Le Samkhya est souvent associé au Yoga Sûtra de Patanjali, le premier étant qualifié de métaphysique et le second de pratique. Cependant, Laurent Jouvet note combien le Samkhya est lui-même porteur d’une pratique de libération.
En préambule, il explique au lecteur comment lire ce texte :
« Les textes anciens de l’Inde pensent souvent d’une manière différente de la nôtre. Ils présentent leur réflexion sous forme de cercles concentriques, et non sous la forme d’un fil de pensée unique et linéaire, comme souvent en Occident. L’essentiel est dit au début, puis on revient par couches successives pour aller dans le détail et les précisions. L’erreur occidentale consiste à vouloir à tout prix comprendre immédiatement ce qui est dit dans une phrase, alors que cela sera expliqué plus tard. »
Remarquons que cela n’est pas spécifique à la pensée indienne mais se retrouve dans des textes traditionnels de nombreuses cultures, y compris occidentales. Laurent Jouvet, très conscient des enjeux de l’interprétation de textes dont nous sommes séparés par plusieurs siècles, invite le lecteur à lire ce texte « comme le miroir de sa propre expérience » et distingue deux grands cycles dans le texte, l’un ayant pour finalité le bonheur, l’autre, la libération.
Il voit dans ce texte, en fait hétérogène par la pluralité de ses sources, une « cartographie de l’âme » permettant de se libérer du mal-être comme de l’illusion.
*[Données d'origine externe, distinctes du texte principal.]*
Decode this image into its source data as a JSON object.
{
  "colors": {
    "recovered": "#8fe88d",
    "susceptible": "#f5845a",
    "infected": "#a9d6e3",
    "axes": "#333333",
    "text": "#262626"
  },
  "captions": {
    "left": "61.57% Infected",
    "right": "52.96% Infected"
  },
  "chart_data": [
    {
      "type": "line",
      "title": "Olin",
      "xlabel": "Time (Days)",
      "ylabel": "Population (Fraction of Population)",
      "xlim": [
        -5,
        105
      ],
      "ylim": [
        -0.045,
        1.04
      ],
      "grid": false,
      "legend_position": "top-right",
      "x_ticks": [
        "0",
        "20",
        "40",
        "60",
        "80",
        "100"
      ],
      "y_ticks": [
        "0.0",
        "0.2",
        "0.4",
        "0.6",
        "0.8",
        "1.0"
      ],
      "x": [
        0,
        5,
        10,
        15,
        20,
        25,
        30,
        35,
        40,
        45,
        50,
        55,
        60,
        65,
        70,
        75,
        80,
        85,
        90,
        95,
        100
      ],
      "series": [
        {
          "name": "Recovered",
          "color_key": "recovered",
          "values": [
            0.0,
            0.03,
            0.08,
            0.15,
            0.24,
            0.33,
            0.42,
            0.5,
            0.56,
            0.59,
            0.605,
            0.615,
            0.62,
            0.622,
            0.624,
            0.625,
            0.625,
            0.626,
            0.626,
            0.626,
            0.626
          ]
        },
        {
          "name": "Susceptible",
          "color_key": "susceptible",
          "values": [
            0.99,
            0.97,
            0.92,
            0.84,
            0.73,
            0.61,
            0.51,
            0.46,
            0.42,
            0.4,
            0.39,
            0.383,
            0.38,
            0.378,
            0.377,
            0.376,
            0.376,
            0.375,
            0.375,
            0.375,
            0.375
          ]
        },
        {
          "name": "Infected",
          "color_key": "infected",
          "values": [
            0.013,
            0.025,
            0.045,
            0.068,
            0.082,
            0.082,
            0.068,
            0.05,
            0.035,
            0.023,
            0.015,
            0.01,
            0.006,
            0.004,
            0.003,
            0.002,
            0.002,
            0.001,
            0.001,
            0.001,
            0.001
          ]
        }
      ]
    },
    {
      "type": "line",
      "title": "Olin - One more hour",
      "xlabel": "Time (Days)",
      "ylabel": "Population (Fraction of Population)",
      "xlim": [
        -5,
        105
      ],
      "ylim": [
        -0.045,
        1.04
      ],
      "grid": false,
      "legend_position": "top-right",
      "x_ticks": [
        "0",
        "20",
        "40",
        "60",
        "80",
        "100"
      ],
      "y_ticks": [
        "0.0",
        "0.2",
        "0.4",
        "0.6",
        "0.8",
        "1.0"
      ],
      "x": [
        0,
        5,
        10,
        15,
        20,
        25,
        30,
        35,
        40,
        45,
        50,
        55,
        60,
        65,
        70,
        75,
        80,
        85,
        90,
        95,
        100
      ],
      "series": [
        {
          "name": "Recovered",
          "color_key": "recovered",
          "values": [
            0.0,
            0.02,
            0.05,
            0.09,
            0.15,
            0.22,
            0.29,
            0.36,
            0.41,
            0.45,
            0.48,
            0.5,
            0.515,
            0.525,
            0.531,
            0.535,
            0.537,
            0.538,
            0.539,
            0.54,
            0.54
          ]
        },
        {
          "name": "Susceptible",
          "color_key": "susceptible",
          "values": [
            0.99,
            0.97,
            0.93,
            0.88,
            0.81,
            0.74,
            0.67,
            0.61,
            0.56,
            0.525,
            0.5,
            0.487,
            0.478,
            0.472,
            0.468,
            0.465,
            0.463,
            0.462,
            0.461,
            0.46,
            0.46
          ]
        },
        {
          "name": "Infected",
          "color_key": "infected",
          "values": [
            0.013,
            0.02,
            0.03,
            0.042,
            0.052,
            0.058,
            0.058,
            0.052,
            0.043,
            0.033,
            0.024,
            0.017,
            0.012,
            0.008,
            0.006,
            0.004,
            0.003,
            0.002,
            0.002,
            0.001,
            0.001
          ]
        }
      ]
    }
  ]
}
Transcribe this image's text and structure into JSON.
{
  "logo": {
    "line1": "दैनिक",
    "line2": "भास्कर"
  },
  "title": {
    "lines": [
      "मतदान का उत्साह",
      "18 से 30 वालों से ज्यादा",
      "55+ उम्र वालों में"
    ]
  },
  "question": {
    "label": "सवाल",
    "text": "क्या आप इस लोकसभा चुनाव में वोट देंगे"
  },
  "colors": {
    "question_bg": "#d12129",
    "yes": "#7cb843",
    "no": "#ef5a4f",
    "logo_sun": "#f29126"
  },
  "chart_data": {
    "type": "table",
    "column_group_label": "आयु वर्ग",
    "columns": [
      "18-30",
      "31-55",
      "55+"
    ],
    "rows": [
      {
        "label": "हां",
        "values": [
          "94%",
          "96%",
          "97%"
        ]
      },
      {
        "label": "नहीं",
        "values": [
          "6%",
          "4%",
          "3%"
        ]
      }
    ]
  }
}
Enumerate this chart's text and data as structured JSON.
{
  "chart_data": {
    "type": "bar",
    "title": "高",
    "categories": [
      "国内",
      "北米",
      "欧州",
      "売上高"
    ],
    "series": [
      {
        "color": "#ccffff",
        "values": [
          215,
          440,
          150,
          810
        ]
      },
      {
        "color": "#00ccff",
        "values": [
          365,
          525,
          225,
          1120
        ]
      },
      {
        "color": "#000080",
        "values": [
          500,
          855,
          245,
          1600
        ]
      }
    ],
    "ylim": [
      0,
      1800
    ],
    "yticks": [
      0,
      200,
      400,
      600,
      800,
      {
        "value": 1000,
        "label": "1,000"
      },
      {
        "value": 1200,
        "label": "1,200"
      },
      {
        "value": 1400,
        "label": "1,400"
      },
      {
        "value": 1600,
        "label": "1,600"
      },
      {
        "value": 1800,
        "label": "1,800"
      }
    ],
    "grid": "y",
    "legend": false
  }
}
C’est une suite de petits traités dont l’ensemble fait cohérence. Les thèmes abordés sont classiques : transmigration, causalité, connaissance, espace, arrêt des phénomènes mentaux… jusqu’au traité final sur la libération. Nous ne trouvons pas dans ce texte une grande métaphysique qui expliquerait le tout et le jeu des parties, mais une pragmatique qui permet de se libérer des phénomènes mentaux. Laurent Jouvet parle avec justesse de « miel pour la pratique » : « Plus qu’une pratique qui peut être très variée, il s’agit du regard intérieur que je porte sur mon fonctionnement mental ». Ce « miel » concerne « la relation corps-esprit », « l’état des lieux mentaux », « la confusion conscience-esprit », la libération » bien sûr et « le processus ».
« La conscience étant devenue consciente du fait qu’elle existe indépendamment des phénomènes mentaux, les phénomènes se résorbent dans leur source.
En fait, c’est l’état du mental non encore manifesté qui est libre de phénomènes. Sans phénomènes mentaux, mon esprit est dans l’état primordial, libre de toute pensée et de toute représentation. »
Laurent Jouvet réussit à nous conduire avec beaucoup de liberté et de simplicité dans la pédagogie de ce texte fondamental.